Yağmur. insanın içini soğutan ama bir yandan huzur veren…Yağmur damlaları saçlarımı ıslatırken üstümdeki üniformamın ıslanmasını umursamıyordum bile. Toprak kokusu ve insanların sokaklardan kaçıp evlerine sığınmasını yüzümdeki gülümsemeyle izliyordum. Ne zaman yağmur yağsa insanlar kaçar ıslanmamak için bir yer ararlardı ama ben kendimi bildim bileli hep yağmurda mutlu olurdum. O yüzden şimdi olduğu gibi yine yüzüme tuhaf bakışlar atan insanlarla karşılaşmışımdır. Bence insanı iyileştirecek tek şey yağmur damlaları ve sonbaharın kasım ayıdır. İnsan kendini hem huzurlu hem de hüzünlü hisseder. yani bana göre…
Neden bu kadar hüzünlü konuştuğumu da sormayın.
Hep felsefe hocası yüzünden. Bana göre değil o ders.
Okuldan çıkmış şoförümüz Sadık abinin itirazlarına rağmen 20 dakikalık yolu yürüyerek gidiyordum. Çünkü yağmur yağıyordu. Kim ne derse desin eğer ki yağmur yağdığında neredeysem dışarı çıkar yağmur dinene kadar ıslanırdım. Çünkü bu bir meditasyondu benim için.
Evin önüne geldiğimde adımlarım kendiliğinden durdu. Babam içerde midir ki *Kafamı sağa sola salladım. Sanmam bu saatte işten dönmez. Ama bazen erken döndüğü oluyordu işten.
Bunu içeri girmeden bilemezsin.
İç sesime hak verdim. Derin bir nefes alarak koskoca villanın bahçesinin kapısını araladım. Sakin adımlarla eve yürürken bir anda da düşünüyordum. Bu gün denemede ikinci olmuştum. Babam eğer evdeyse yine derslerimle alakalı kızıp sinirlenebilirdi. Evin kapısına ulaştığımda derin bir `of` çektim. Zile basıp bekledim.
Her zamanki gibi çalışanımız Zeliha abla açtı kapıyı. Yine kahverengi saçları aynı renge sahip gözleriyle çok tatlıydı. Ona sıcak bir gülümsemeyle baktığımda oda aynı şekilde karşılık verdi.
“Hoş geldiniz Eylül Hanım.“ Bütün enerjim çekildi. Bu demek oluyordu ki Babam evdeydi. Aniden yüzüm düşünce Zeliha abla bana üzgünce baktı. Sıkıtı yok dercesine kafamı salladım.
Ne kadar istemesem de içeri adımladım. Arkamdan gelen Zehra abla ise kapıyı kapattı. Zehra abla mutfağa adımlarken ben ise korka korka oturma salonuna yöneldim. Merdivenleri görür görmez oraya yönelmiştim ki onun sesini duydum.
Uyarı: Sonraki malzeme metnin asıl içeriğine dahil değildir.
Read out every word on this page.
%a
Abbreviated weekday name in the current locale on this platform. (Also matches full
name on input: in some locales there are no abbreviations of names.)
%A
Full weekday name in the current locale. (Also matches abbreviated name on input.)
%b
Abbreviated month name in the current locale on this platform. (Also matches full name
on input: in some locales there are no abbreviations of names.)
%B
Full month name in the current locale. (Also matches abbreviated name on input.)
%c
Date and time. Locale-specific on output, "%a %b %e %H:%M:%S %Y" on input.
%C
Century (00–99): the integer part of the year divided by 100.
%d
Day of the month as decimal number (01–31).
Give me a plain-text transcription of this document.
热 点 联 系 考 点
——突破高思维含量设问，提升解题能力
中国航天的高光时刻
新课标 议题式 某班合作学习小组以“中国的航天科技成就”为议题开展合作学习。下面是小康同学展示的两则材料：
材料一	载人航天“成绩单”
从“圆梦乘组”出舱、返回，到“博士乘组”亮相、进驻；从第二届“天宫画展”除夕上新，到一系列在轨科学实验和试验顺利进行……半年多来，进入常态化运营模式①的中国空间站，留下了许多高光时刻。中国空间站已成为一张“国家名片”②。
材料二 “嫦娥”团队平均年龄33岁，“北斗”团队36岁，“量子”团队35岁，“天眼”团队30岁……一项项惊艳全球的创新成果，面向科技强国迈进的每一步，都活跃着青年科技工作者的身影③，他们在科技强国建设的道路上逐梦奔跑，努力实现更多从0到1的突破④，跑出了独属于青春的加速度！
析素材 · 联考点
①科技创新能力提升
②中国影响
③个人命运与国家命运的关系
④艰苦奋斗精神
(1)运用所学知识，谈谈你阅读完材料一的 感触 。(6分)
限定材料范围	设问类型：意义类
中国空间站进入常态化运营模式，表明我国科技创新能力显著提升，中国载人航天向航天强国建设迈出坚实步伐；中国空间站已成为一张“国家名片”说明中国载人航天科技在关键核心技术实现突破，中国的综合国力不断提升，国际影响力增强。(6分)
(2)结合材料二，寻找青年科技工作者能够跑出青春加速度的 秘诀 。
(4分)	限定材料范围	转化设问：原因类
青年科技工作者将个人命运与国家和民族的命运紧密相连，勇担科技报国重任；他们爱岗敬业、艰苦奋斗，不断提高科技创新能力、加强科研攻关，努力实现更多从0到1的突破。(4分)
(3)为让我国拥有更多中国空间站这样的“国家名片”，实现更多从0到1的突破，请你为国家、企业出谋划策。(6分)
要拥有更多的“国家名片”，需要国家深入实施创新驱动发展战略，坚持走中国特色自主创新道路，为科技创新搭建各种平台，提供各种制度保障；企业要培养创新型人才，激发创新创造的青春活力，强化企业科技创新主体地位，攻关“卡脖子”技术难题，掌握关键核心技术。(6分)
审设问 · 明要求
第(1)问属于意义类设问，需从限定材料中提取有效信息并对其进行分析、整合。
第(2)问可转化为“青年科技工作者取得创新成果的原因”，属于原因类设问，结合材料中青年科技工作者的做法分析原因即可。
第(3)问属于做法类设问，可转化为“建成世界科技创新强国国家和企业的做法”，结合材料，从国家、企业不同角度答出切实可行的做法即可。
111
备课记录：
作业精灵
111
“ Eylül Nereye*“ Buram Buram gerginlik kokan sesiyle yavaşça arkamı döndüm. Koltukta oturmuş elindeki kağıtlara çok önemliymiş gibi dikkatle bakıyordu. Bana seslenirken kafasını bile kaldırmamıştı.
Derin bir nefes içime çekerken sessizlikten olsa gerek kafasını kaldırdı çok önemliymiş gibi baktığı evraklardan. Kara gözlerini bana diktiğinde tüylerim ürperdi. Bu hayatımın her anında olmuştu. Sonunda sesimi bulabildiğimde bu ortamı dağıtmak için konuştum. “Odama.“ Kısa yanıtım üzerine kaşları çatıldı. Yada cevabım üzerine.
Sakin bir biçimde yerinden kalktı. Yavaş ve sert adımlarla karşıma geçti. Gözlerimin en içine bakarken konuştu[Benimle konuşman gereken konular yok muydu sevgili kızım] Sorusuyla irkildiğimde derince yutkundum. O dikkatli bir biçimde yüzüme bakarken ben ise bir milim bile kıpırdayamıyordum.
Cesaretimi toplayıp benden uzun olan boyuna rağmen gözlerimi gözlerine diktim. [Hangi konular] Aslında konuyu uzatıyordum. İkimizde denemede ikinci olduğumu ve sonuçlarını babama gönderildiğini biliyorduk. Korkarak sorduğum soruya alayla karışık bir gülümse ile cevap verdi.
[Okuldaki yapılan denemede ikinci olmuşsun. Ayrıca elin burslu çocuğu seni geçip okul birincisi olmuş.]